Jódar: der nächste nadal auf dem weg nach paris?

Ein Name weht derzeit durch Roland Garros, und er klingt nach Zukunft: Rafa Jódar. Der 19-jährige Spanier steht unerwartet im Viertelfinale der French Open – ein Erfolg, der nicht nur aufgrund seines Namens, sondern auch aufgrund einer bemerkenswerten Ähnlichkeit zu einem gewissen Rafael Nadal für Aufsehen sorgt.

Ein vater, ein mentor, eine unzerbrechliche verbindung

Ein vater, ein mentor, eine unzerbrechliche verbindung

Während Nadal in seiner frühen Karriere auf die unerschütterliche Unterstützung seines Onkels Toni bauen konnte, bildet im Fall von Rafa Jódar der Vaterfigur die zentrale Säule seines Erfolgs. Die beiden sind auf dem Platz ein eingespieltes Team, eine Art Miniaturversion der legendären Nadal-Toni-Beziehung. „Sie sind unser Team“, sagt Jódar, und es ist offensichtlich, dass die Verbundenheit zwischen Vater und Sohn weit über das übliche Trainer-Schüler-Verhältnis hinausgeht.

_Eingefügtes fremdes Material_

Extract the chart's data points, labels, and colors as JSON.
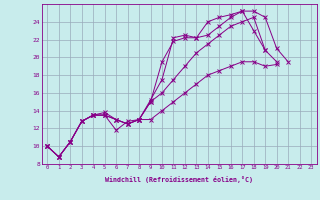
{
  "xlabel": "Windchill (Refroidissement éolien,°C)",
  "ylabel": "",
  "background_color": "#c8ecec",
  "line_color": "#880088",
  "grid_color": "#99aabb",
  "xlim": [
    -0.5,
    23.5
  ],
  "ylim": [
    8,
    26
  ],
  "xticks": [
    0,
    1,
    2,
    3,
    4,
    5,
    6,
    7,
    8,
    9,
    10,
    11,
    12,
    13,
    14,
    15,
    16,
    17,
    18,
    19,
    20,
    21,
    22,
    23
  ],
  "yticks": [
    8,
    10,
    12,
    14,
    16,
    18,
    20,
    22,
    24
  ],
  "lines": [
    [
      10.0,
      8.8,
      10.5,
      12.8,
      13.5,
      13.5,
      13.0,
      12.5,
      13.0,
      15.0,
      19.5,
      21.8,
      22.2,
      22.2,
      22.5,
      23.5,
      24.5,
      25.2,
      25.2,
      24.5,
      21.0,
      19.5,
      null,
      null
    ],
    [
      10.0,
      8.8,
      10.5,
      12.8,
      13.5,
      13.5,
      11.8,
      12.8,
      13.0,
      15.2,
      17.5,
      22.2,
      22.5,
      22.2,
      24.0,
      24.5,
      24.8,
      25.2,
      23.0,
      20.8,
      19.5,
      null,
      null,
      null
    ],
    [
      10.0,
      8.8,
      10.5,
      12.8,
      13.5,
      13.5,
      13.0,
      12.5,
      13.0,
      15.0,
      16.0,
      17.5,
      19.0,
      20.5,
      21.5,
      22.5,
      23.5,
      24.0,
      24.5,
      20.8,
      null,
      null,
      null,
      null
    ],
    [
      10.0,
      8.8,
      10.5,
      12.8,
      13.5,
      13.8,
      13.0,
      12.5,
      13.0,
      13.0,
      14.0,
      15.0,
      16.0,
      17.0,
      18.0,
      18.5,
      19.0,
      19.5,
      19.5,
      19.0,
      19.2,
      null,
      null,
      null
    ]
  ]
}
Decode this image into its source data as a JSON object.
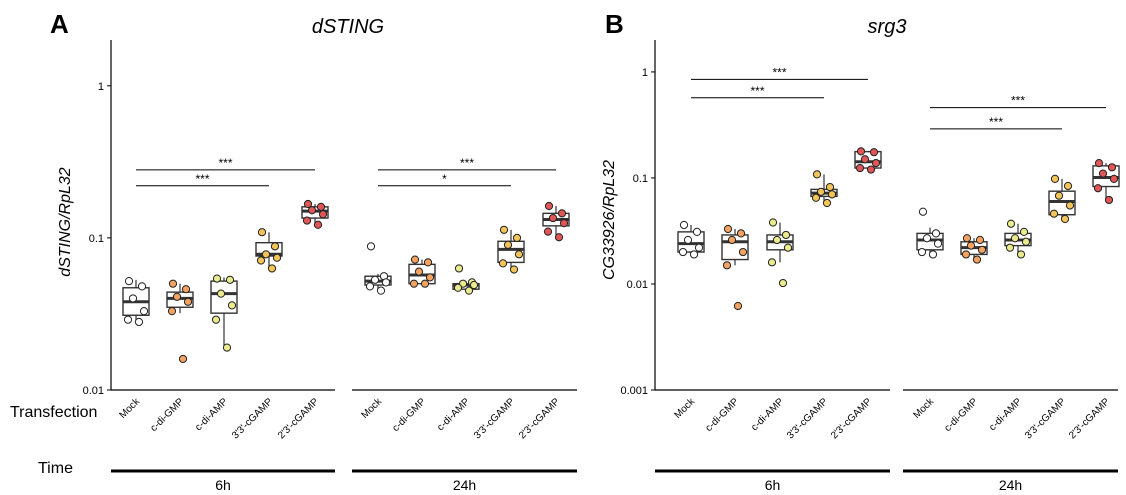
{
  "figure": {
    "row_label_transfection": "Transfection",
    "row_label_time": "Time"
  },
  "chart_data": [
    {
      "type": "box",
      "panel_letter": "A",
      "title": "dSTING",
      "ylabel": "dSTING/RpL32",
      "xlabel": "",
      "y_scale": "log",
      "ylim": [
        0.01,
        2
      ],
      "yticks": [
        0.01,
        0.1,
        1
      ],
      "ytick_labels": [
        "0.01",
        "0.1",
        "1"
      ],
      "grid": false,
      "categories": [
        "Mock",
        "c-di-GMP",
        "c-di-AMP",
        "3'3'-cGAMP",
        "2'3'-cGAMP"
      ],
      "point_colors": [
        "#ffffff",
        "#f4a261",
        "#e9eb8c",
        "#f2c45a",
        "#e05555"
      ],
      "groups": [
        {
          "label": "6h",
          "boxes": [
            {
              "q1": 0.031,
              "median": 0.038,
              "q3": 0.047,
              "whisker_low": 0.028,
              "whisker_high": 0.053,
              "points": [
                0.052,
                0.048,
                0.04,
                0.033,
                0.029,
                0.028
              ]
            },
            {
              "q1": 0.035,
              "median": 0.04,
              "q3": 0.044,
              "whisker_low": 0.032,
              "whisker_high": 0.05,
              "points": [
                0.05,
                0.046,
                0.041,
                0.038,
                0.033,
                0.016
              ]
            },
            {
              "q1": 0.032,
              "median": 0.043,
              "q3": 0.052,
              "whisker_low": 0.019,
              "whisker_high": 0.055,
              "points": [
                0.054,
                0.053,
                0.043,
                0.036,
                0.029,
                0.019
              ]
            },
            {
              "q1": 0.076,
              "median": 0.078,
              "q3": 0.093,
              "whisker_low": 0.063,
              "whisker_high": 0.109,
              "points": [
                0.109,
                0.088,
                0.078,
                0.074,
                0.071,
                0.063
              ]
            },
            {
              "q1": 0.135,
              "median": 0.15,
              "q3": 0.16,
              "whisker_low": 0.122,
              "whisker_high": 0.167,
              "points": [
                0.167,
                0.16,
                0.152,
                0.143,
                0.13,
                0.122
              ]
            }
          ],
          "significance": [
            {
              "from": "Mock",
              "to": "3'3'-cGAMP",
              "label": "***",
              "y": 0.22
            },
            {
              "from": "Mock",
              "to": "2'3'-cGAMP",
              "label": "***",
              "y": 0.28
            }
          ]
        },
        {
          "label": "24h",
          "boxes": [
            {
              "q1": 0.049,
              "median": 0.052,
              "q3": 0.056,
              "whisker_low": 0.045,
              "whisker_high": 0.058,
              "points": [
                0.088,
                0.056,
                0.053,
                0.051,
                0.048,
                0.045
              ]
            },
            {
              "q1": 0.05,
              "median": 0.057,
              "q3": 0.067,
              "whisker_low": 0.05,
              "whisker_high": 0.072,
              "points": [
                0.072,
                0.069,
                0.06,
                0.055,
                0.05,
                0.05
              ]
            },
            {
              "q1": 0.046,
              "median": 0.049,
              "q3": 0.05,
              "whisker_low": 0.045,
              "whisker_high": 0.052,
              "points": [
                0.063,
                0.051,
                0.05,
                0.049,
                0.047,
                0.045
              ]
            },
            {
              "q1": 0.069,
              "median": 0.084,
              "q3": 0.095,
              "whisker_low": 0.062,
              "whisker_high": 0.113,
              "points": [
                0.113,
                0.1,
                0.09,
                0.078,
                0.068,
                0.062
              ]
            },
            {
              "q1": 0.12,
              "median": 0.132,
              "q3": 0.145,
              "whisker_low": 0.101,
              "whisker_high": 0.162,
              "points": [
                0.162,
                0.145,
                0.135,
                0.125,
                0.11,
                0.101
              ]
            }
          ],
          "significance": [
            {
              "from": "Mock",
              "to": "3'3'-cGAMP",
              "label": "*",
              "y": 0.22
            },
            {
              "from": "Mock",
              "to": "2'3'-cGAMP",
              "label": "***",
              "y": 0.28
            }
          ]
        }
      ]
    },
    {
      "type": "box",
      "panel_letter": "B",
      "title": "srg3",
      "ylabel": "CG33926/RpL32",
      "xlabel": "",
      "y_scale": "log",
      "ylim": [
        0.001,
        2
      ],
      "yticks": [
        0.001,
        0.01,
        0.1,
        1
      ],
      "ytick_labels": [
        "0.001",
        "0.01",
        "0.1",
        "1"
      ],
      "grid": false,
      "categories": [
        "Mock",
        "c-di-GMP",
        "c-di-AMP",
        "3'3'-cGAMP",
        "2'3'-cGAMP"
      ],
      "point_colors": [
        "#ffffff",
        "#f4a261",
        "#e9eb8c",
        "#f2c45a",
        "#e05555"
      ],
      "groups": [
        {
          "label": "6h",
          "boxes": [
            {
              "q1": 0.02,
              "median": 0.024,
              "q3": 0.031,
              "whisker_low": 0.019,
              "whisker_high": 0.036,
              "points": [
                0.036,
                0.031,
                0.026,
                0.022,
                0.02,
                0.019
              ]
            },
            {
              "q1": 0.017,
              "median": 0.025,
              "q3": 0.029,
              "whisker_low": 0.015,
              "whisker_high": 0.033,
              "points": [
                0.033,
                0.03,
                0.026,
                0.02,
                0.015,
                0.0062
              ]
            },
            {
              "q1": 0.021,
              "median": 0.025,
              "q3": 0.029,
              "whisker_low": 0.016,
              "whisker_high": 0.038,
              "points": [
                0.038,
                0.029,
                0.026,
                0.022,
                0.016,
                0.0102
              ]
            },
            {
              "q1": 0.067,
              "median": 0.072,
              "q3": 0.078,
              "whisker_low": 0.058,
              "whisker_high": 0.108,
              "points": [
                0.108,
                0.082,
                0.074,
                0.07,
                0.065,
                0.058
              ]
            },
            {
              "q1": 0.124,
              "median": 0.142,
              "q3": 0.177,
              "whisker_low": 0.118,
              "whisker_high": 0.18,
              "points": [
                0.178,
                0.175,
                0.15,
                0.138,
                0.124,
                0.12
              ]
            }
          ],
          "significance": [
            {
              "from": "Mock",
              "to": "3'3'-cGAMP",
              "label": "***",
              "y": 0.57
            },
            {
              "from": "Mock",
              "to": "2'3'-cGAMP",
              "label": "***",
              "y": 0.85
            }
          ]
        },
        {
          "label": "24h",
          "boxes": [
            {
              "q1": 0.021,
              "median": 0.026,
              "q3": 0.03,
              "whisker_low": 0.018,
              "whisker_high": 0.034,
              "points": [
                0.048,
                0.03,
                0.027,
                0.024,
                0.02,
                0.019
              ]
            },
            {
              "q1": 0.019,
              "median": 0.022,
              "q3": 0.025,
              "whisker_low": 0.017,
              "whisker_high": 0.027,
              "points": [
                0.027,
                0.026,
                0.023,
                0.021,
                0.019,
                0.017
              ]
            },
            {
              "q1": 0.023,
              "median": 0.026,
              "q3": 0.03,
              "whisker_low": 0.019,
              "whisker_high": 0.037,
              "points": [
                0.037,
                0.031,
                0.027,
                0.025,
                0.022,
                0.019
              ]
            },
            {
              "q1": 0.045,
              "median": 0.06,
              "q3": 0.075,
              "whisker_low": 0.04,
              "whisker_high": 0.098,
              "points": [
                0.098,
                0.084,
                0.068,
                0.055,
                0.046,
                0.041
              ]
            },
            {
              "q1": 0.083,
              "median": 0.101,
              "q3": 0.13,
              "whisker_low": 0.06,
              "whisker_high": 0.138,
              "points": [
                0.138,
                0.126,
                0.11,
                0.098,
                0.08,
                0.062
              ]
            }
          ],
          "significance": [
            {
              "from": "Mock",
              "to": "3'3'-cGAMP",
              "label": "***",
              "y": 0.29
            },
            {
              "from": "Mock",
              "to": "2'3'-cGAMP",
              "label": "***",
              "y": 0.46
            }
          ]
        }
      ]
    }
  ]
}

Es ist eine Geschichte von Hingabe und harter Arbeit, die in einem Garagen-Tennisbereich ihren Anfang nahm. Nach ersten Erfahrungen im Padel, wo die kleineren Dimensionen eine gute Grundlage schufen, folgte der Sprung zum richtigen Tennis. „Mit sechs Jahren habe ich mich beim Chamartín angemeldet, und seitdem bin ich dabei“, erinnert sich Jódar. Seine Wettbewerbsfähigkeit, sein unstillbarer Siegeswille – das alles scheint tief in ihm verwurzelt zu sein. Der junge Spanier besitzt einen „Gen“, wie er selbst sagt, ein Talent, das ihn antreibt, immer besser zu werden.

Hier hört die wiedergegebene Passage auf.